Abstract:
Objectives Researchers notice that the quality of training samples will impact the effective of training phase and then further will have an influence on the overall classification accuracy in the testing phase. In fact, representativeness or typicalness of training samples is able to reflect the quality of training samples in a way. Especially for the currently popular deep learning methods, it has needed thousands or millions of training samples. Therefore, how to reduce the number of training samples for deep learning method becomes a very important problem. In another hand, from the actual application angle, it is also very expensive. Therefore, we propose one method of reducing the training samples as less as possible based on the representativeness or typicalness of training samples.
Methods Selection of training samples based on oblique factor model is proposed and it relaxes the independent condition among common factors in the orthogonal factor model, which is able to better describe the real world.

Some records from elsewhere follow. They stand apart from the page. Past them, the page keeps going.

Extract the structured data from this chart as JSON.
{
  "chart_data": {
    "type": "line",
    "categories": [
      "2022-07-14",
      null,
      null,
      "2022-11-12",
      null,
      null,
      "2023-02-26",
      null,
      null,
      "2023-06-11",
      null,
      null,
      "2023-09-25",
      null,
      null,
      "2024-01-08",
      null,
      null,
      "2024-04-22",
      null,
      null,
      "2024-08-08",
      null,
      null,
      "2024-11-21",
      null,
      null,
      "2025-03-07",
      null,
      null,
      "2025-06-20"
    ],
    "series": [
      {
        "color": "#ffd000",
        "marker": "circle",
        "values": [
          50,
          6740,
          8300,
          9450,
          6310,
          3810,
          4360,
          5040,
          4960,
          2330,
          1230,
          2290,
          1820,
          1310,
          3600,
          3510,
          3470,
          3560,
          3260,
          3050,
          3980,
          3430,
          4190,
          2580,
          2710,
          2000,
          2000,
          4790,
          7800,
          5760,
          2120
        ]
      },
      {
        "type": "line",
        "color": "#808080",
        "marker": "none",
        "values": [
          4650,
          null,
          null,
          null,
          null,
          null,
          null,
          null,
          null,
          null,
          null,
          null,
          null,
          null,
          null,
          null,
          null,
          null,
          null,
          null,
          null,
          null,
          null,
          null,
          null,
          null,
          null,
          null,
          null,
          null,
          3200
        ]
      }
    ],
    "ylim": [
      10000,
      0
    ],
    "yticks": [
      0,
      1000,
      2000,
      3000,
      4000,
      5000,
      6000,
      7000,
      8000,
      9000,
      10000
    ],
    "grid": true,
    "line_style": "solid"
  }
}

Results Experimental results show the proposed method is feasible and effective and it is able to select more representative training samples than the method of selection of training samples based on orthogonal factor model and achieve better performance in the overall classification precision and stability. And the selection of training samples based on oblique factor model outperforms selection of training samples based on orthogonal factor model. And the distribution of selected samples becomes more decentralized and reasonable and the overall classification accuracy averagely improves about 3%.
Conclusions The proposed method not only supports how to optimize capturing data in the theory, but also is able to guide how to effectively capture data in the actual application.